The question is whether they are donating to help your team or paying for advertising.

As a team you need to make this decision.
You may also need to try and talk to someone else at this company. How did you make the original contact with them?

I would be very surprised if, after hearing your story, the CEO or president of this company didn’t relax the rules…

If not you do have to make a decision. What is more important your colors or getting the money?

Do you risk losing your major sponsor?

This is really a great opportunity for learning for your team.

I have been around teams, that, in the past required a logo change or a team name change but only if they were the Major sponsor…

I wish you luck in this problem…

Most corporations designate B&W versions of their colored trademarks and their proper use - for instance, as in the FIRST Branding and Logos Guide:

http://www.usfirst.org/uploadedFiles/Robotics_Programs/FRC/FRC_Communications_Resource_Center/Branding_and_Logos/FIRSTbrandGuide_MAR262010.pdf

It could be that you have asked the wrong person at the company what their particular branding policy is. Or it’s a small company who hasn’t really thought out the issues.

I would find a calm cool team member or mentor to meet with the sponsor and go over the issues.

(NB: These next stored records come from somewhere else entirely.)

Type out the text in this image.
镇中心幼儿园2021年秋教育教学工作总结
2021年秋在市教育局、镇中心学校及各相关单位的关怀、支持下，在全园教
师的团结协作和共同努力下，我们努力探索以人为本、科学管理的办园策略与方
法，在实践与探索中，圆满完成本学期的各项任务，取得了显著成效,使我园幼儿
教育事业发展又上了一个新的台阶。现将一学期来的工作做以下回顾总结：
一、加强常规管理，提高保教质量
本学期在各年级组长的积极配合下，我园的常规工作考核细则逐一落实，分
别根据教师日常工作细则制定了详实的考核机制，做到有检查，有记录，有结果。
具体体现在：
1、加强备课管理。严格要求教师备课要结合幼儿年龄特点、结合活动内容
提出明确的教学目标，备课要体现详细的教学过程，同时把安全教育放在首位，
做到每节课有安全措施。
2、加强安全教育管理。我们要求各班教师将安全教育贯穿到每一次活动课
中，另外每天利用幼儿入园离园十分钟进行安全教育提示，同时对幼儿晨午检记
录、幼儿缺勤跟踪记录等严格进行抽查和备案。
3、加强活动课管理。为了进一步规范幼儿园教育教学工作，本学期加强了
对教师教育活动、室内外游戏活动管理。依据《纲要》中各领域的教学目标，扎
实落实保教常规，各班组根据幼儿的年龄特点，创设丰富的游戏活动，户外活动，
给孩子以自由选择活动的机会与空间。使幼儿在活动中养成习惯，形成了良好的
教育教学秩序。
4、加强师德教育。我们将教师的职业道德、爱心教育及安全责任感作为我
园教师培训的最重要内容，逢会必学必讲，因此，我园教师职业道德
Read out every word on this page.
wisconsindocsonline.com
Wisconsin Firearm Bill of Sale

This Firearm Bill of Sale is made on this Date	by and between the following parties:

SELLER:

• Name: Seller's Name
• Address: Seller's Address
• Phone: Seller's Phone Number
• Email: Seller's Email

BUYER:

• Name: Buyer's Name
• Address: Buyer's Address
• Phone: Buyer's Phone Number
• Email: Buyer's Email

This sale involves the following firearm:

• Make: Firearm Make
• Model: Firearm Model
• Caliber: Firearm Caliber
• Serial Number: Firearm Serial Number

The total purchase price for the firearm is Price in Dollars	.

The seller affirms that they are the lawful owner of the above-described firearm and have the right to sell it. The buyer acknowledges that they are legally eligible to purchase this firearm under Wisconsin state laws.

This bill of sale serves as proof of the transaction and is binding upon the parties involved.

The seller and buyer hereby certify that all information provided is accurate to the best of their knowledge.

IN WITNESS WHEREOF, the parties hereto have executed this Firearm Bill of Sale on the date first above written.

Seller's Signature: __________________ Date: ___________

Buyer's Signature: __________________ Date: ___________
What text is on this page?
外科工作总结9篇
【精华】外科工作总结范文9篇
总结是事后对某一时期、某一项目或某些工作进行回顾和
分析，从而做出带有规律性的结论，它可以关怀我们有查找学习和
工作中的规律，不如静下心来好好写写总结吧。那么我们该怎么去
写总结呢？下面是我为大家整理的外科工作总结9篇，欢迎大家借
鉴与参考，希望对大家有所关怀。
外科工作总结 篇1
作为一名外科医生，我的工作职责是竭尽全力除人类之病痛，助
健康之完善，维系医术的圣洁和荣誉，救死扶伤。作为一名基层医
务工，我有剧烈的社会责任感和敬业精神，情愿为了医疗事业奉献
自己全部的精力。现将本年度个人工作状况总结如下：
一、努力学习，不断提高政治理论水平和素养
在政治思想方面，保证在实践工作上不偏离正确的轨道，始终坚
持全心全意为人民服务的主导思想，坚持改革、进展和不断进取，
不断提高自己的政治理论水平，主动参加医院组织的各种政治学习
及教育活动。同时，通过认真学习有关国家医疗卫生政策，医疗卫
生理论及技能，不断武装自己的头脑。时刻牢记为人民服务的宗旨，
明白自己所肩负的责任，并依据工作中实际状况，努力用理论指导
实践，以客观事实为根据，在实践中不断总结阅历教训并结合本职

Without going into why or how they achieved this understanding, my sense is they don’t understand or buy into what FIRST is.

A) The sponsor needs to understand that FIRST and presumably your team is about change the culture about STEM education.

B) There is a difference between ‘sponsor’ and ‘partner’ and hopefully we are grooming a partner in STEM education. It isn’t a marketing sponsorship, they cannot use the event as a trade show, or hand out product brochures, etc. 1st and foremost this is a culture changing STEM education activity.

C) They are NOT the only sponsor/partner, NOR the title sponsor/partner, and do not dictate the marketing style guide for the team.

D) Maintaining a team identity is very important to the team, as is the corporate identity to your sponsor/partners.

E) It doesn’t help the tee shirt problem but the use of whitespace on graphic displays can solve some problems. We have a big sign that uses whitespace to hold the sponsor/partner logos, as shown here: http://kellrobotics.org/files/Billboard.pdf

F) It they cannot be moved on the issue, personally I’d vote to return the money and to find a more appropriate partner.

G) When you go looking for new partners make sure they they understand the team mission and how this is truly a partnership.